Impact on Minority Communities​

Minority leaders have emphasized the potential negative impact of this decision on vulnerable communities, particularly students who rely on scholarships and financial support for educational and religious purposes.

The lack of government funding could exacerbate existing challenges faced by religious minorities, including limited access to education and employment opportunities.


Historical Context and Advocacy​

Pakistan has a history of establishing and dismantling ministries dedicated to minority affairs, reflecting the complex and often contentious relationship between the state and its religious minorities. While the constitution guarantees equal rights for all citizens regardless of religion, minority communities continue to face discrimination and marginalization.

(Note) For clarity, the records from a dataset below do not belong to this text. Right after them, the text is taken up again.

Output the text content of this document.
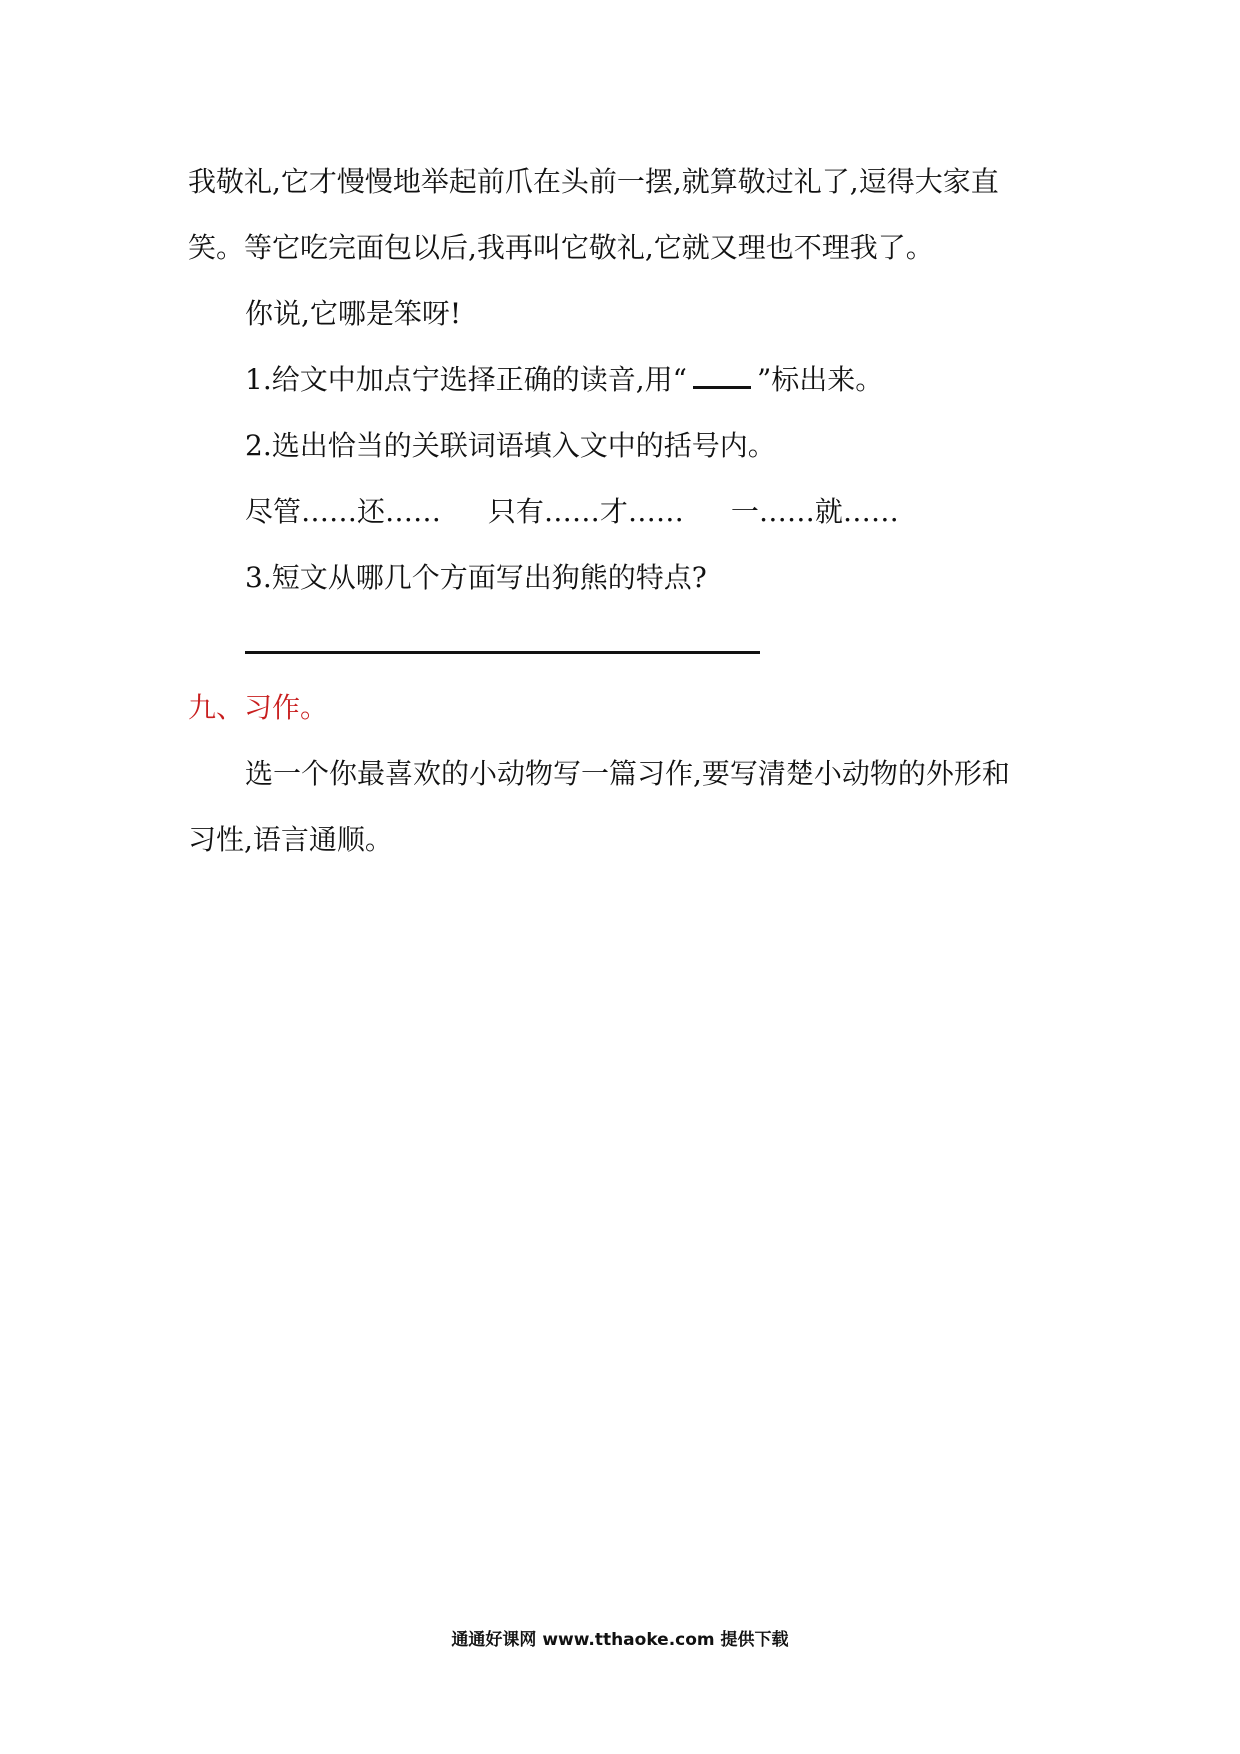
我敬礼,它才慢慢地举起前爪在头前一摆,就算敬过礼了,逗得大家直
笑。等它吃完面包以后,我再叫它敬礼,它就又理也不理我了。
你说,它哪是笨呀!
1.给文中加点宁选择正确的读音,用“	”标出来。
2.选出恰当的关联词语填入文中的括号内。
尽管……还…… 只有……才…… 一……就……
3.短文从哪几个方面写出狗熊的特点?
九、习作。
选一个你最喜欢的小动物写一篇习作,要写清楚小动物的外形和
习性,语言通顺。
通通好课网 www.tthaoke.com 提供下载
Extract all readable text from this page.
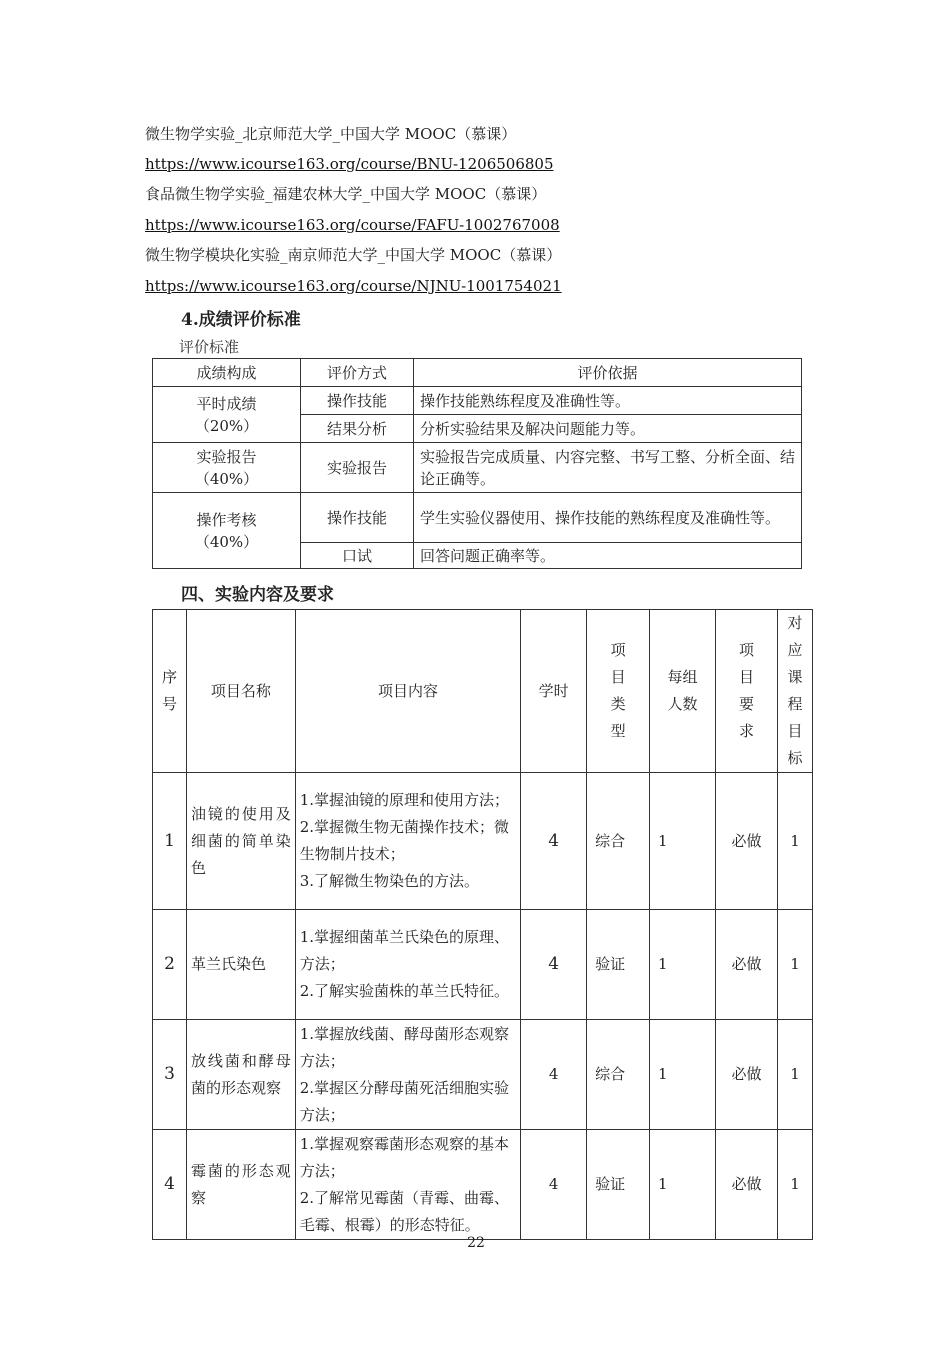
微生物学实验_北京师范大学_中国大学 MOOC（慕课）
https://www.icourse163.org/course/BNU-1206506805
食品微生物学实验_福建农林大学_中国大学 MOOC（慕课）
https://www.icourse163.org/course/FAFU-1002767008
微生物学模块化实验_南京师范大学_中国大学 MOOC（慕课）
https://www.icourse163.org/course/NJNU-1001754021
4.成绩评价标准
评价标准
成绩构成	评价方式	评价依据

平时成绩
（20%）	操作技能	操作技能熟练程度及准确性等。
	结果分析	分析实验结果及解决问题能力等。

实验报告
（40%）	实验报告	实验报告完成质量、内容完整、书写工整、分析全面、结论正确等。

操作考核
（40%）	操作技能	学生实验仪器使用、操作技能的熟练程度及准确性等。
	口试	回答问题正确率等。
四、实验内容及要求
序号	项目名称	项目内容	学时	项目类型	每组人数	项目要求	对应课程目标
1	油镜的使用及细菌的简单染色	1.掌握油镜的原理和使用方法；
2.掌握微生物无菌操作技术；微生物制片技术；
3.了解微生物染色的方法。	4	综合	1	必做	1
2	革兰氏染色	1.掌握细菌革兰氏染色的原理、方法；
2.了解实验菌株的革兰氏特征。	4	验证	1	必做	1
3	放线菌和酵母菌的形态观察	1.掌握放线菌、酵母菌形态观察方法；
2.掌握区分酵母菌死活细胞实验方法；	4	综合	1	必做	1
4	霉菌的形态观察	1.掌握观察霉菌形态观察的基本方法；
2.了解常见霉菌（青霉、曲霉、毛霉、根霉）的形态特征。	4	验证	1	必做	1
22
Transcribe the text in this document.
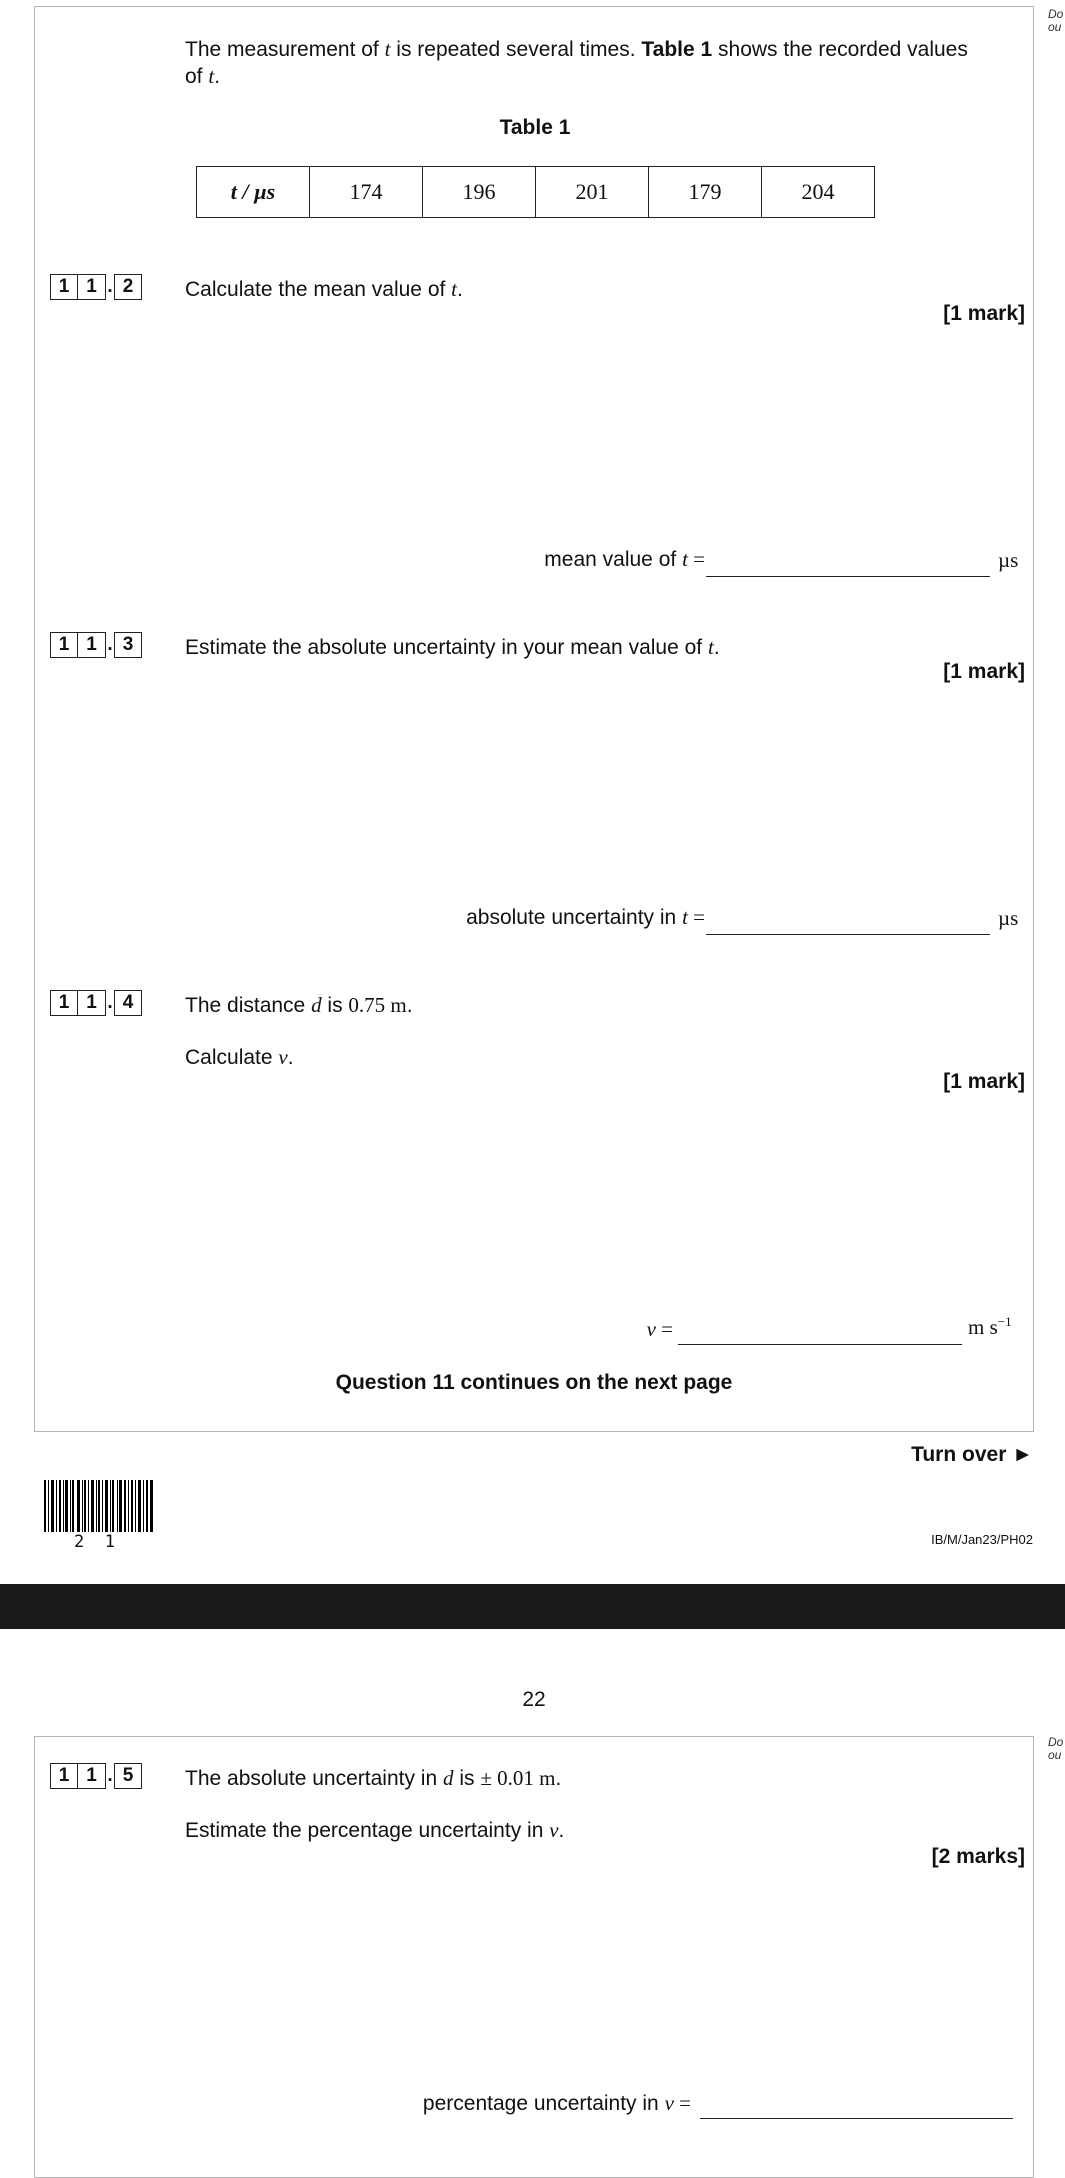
Do
ou
The measurement of t is repeated several times. Table 1 shows the recorded values
of t.
Table 1
t / µs	174	196	201	179	204
1 1 . 2	Calculate the mean value of t.
[1 mark]
mean value of t =	µs
1 1 . 3	Estimate the absolute uncertainty in your mean value of t.
[1 mark]
absolute uncertainty in t =	µs
1 1 . 4	The distance d is 0.75 m.
Calculate v.
[1 mark]
v =	m $s^{-1}$
Question 11 continues on the next page
Turn over ►
2  1	IB/M/Jan23/PH02
22
Do
ou
1 1 . 5	The absolute uncertainty in d is ± 0.01 m.
Estimate the percentage uncertainty in v.
[2 marks]
percentage uncertainty in v =
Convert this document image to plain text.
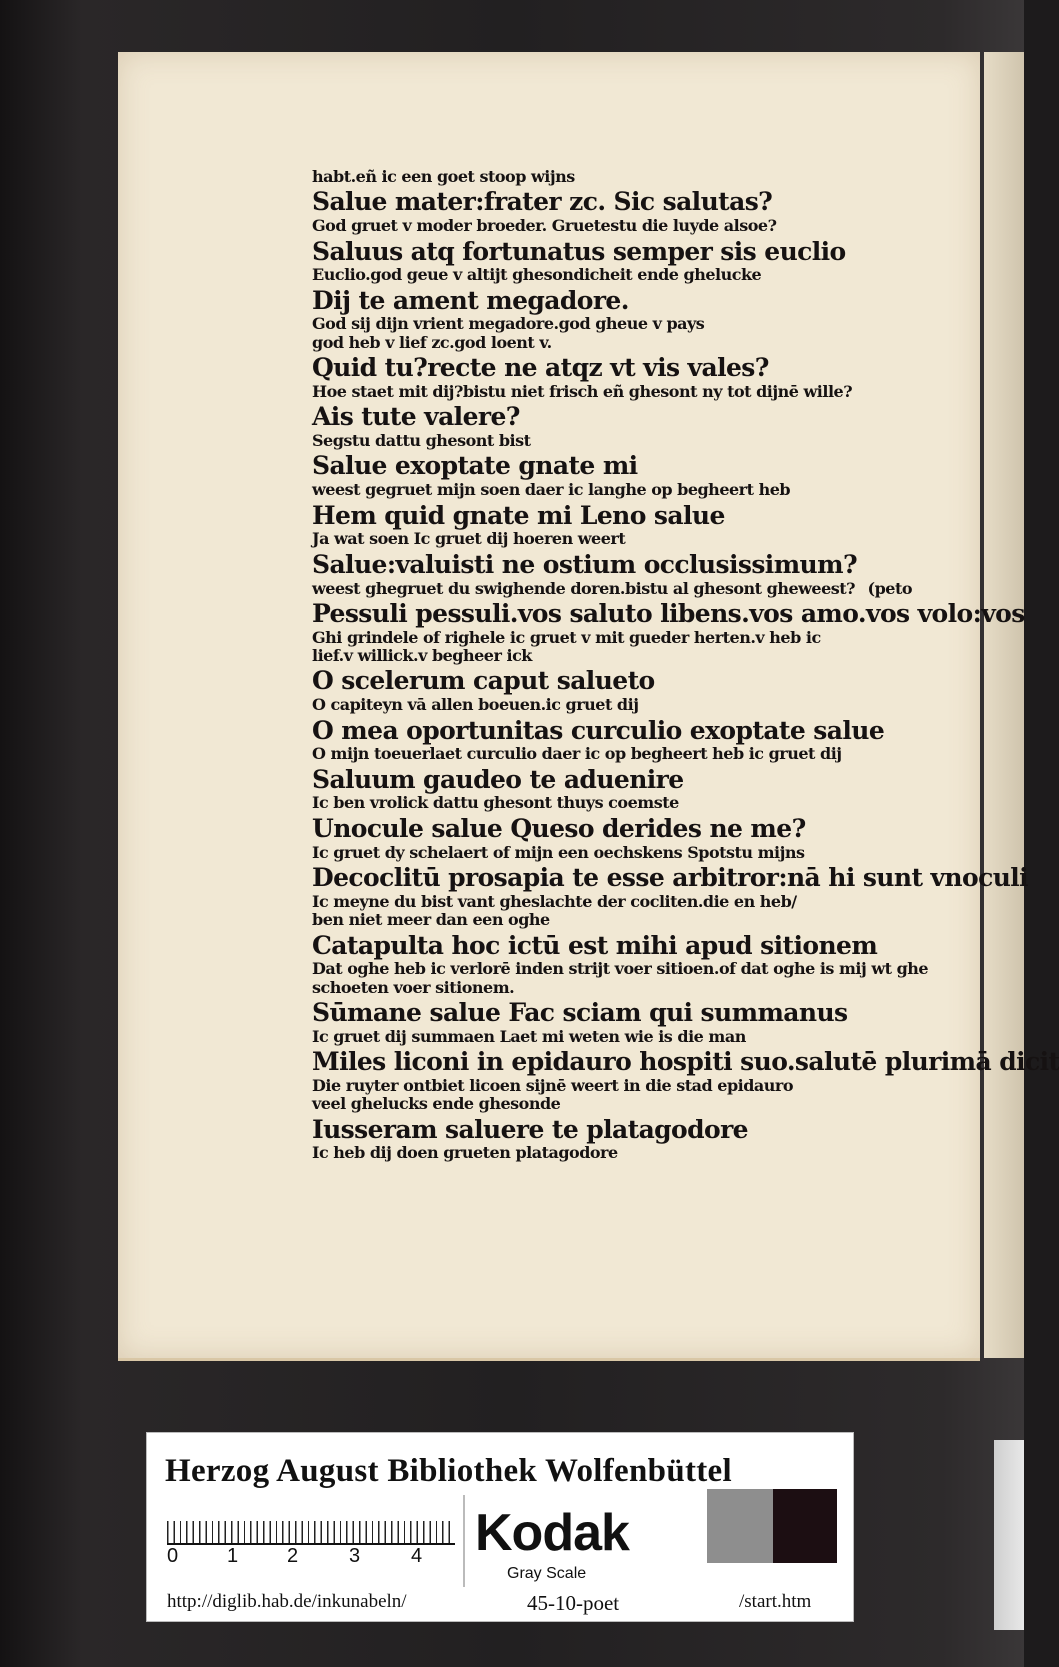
habt.eñ ic een goet stoop wijns
Salue mater:frater zc. Sic salutas?
God gruet v moder broeder. Gruetestu die luyde alsoe?
Saluus atq fortunatus semper sis euclio
Euclio.god geue v altijt ghesondicheit ende ghelucke
Dij te ament megadore.
God sij dijn vrient megadore.god gheue v pays
god heb v lief zc.god loent v.
Quid tu?recte ne atqz vt vis vales?
Hoe staet mit dij?bistu niet frisch eñ ghesont ny tot dijnē wille?
Ais tute valere?
Segstu dattu ghesont bist
Salue exoptate gnate mi
weest gegruet mijn soen daer ic langhe op begheert heb
Hem quid gnate mi Leno salue
Ja wat soen Ic gruet dij hoeren weert
Salue:valuisti ne ostium occlusissimum?
weest ghegruet du swighende doren.bistu al ghesont gheweest? (peto
Pessuli pessuli.vos saluto libens.vos amo.vos volo:vos
Ghi grindele of righele ic gruet v mit gueder herten.v heb ic
lief.v willick.v begheer ick
O scelerum caput salueto
O capiteyn vā allen boeuen.ic gruet dij
O mea oportunitas curculio exoptate salue
O mijn toeuerlaet curculio daer ic op begheert heb ic gruet dij
Saluum gaudeo te aduenire
Ic ben vrolick dattu ghesont thuys coemste
Unocule salue Queso derides ne me?
Ic gruet dy schelaert of mijn een oechskens Spotstu mijns
Decoclitū prosapia te esse arbitror:nā hi sunt vnoculi
Ic meyne du bist vant gheslachte der cocliten.die en heb/
ben niet meer dan een oghe
Catapulta hoc ictū est mihi apud sitionem
Dat oghe heb ic verlorē inden strijt voer sitioen.of dat oghe is mij wt ghe
schoeten voer sitionem.
Sūmane salue Fac sciam qui summanus
Ic gruet dij summaen Laet mi weten wie is die man
Miles liconi in epidauro hospiti suo.salutē plurimā dicit
Die ruyter ontbiet licoen sijnē weert in die stad epidauro
veel ghelucks ende ghesonde
Iusseram saluere te platagodore
Ic heb dij doen grueten platagodore
Herzog August Bibliothek Wolfenbüttel
0 1 2	3	4 Kodak
Gray Scale
http://diglib.hab.de/inkunabeln/	45-10-poet	/start.htm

Minority leaders and human rights organizations are calling on the government to reconsider its decision and reinstate funding for the welfare of religious minorities. They argue that such support is crucial for promoting social cohesion, protecting the rights of minorities, and ensuring their full participation in Pakistani society.

Additional Information​

According to open-source data, the literacy rate among religious minorities in Pakistan is significantly lower than the national average, with only 34% of Christians being literate and even fewer pursuing university education. This disparity underscores the importance of targeted support for educational initiatives within minority communities.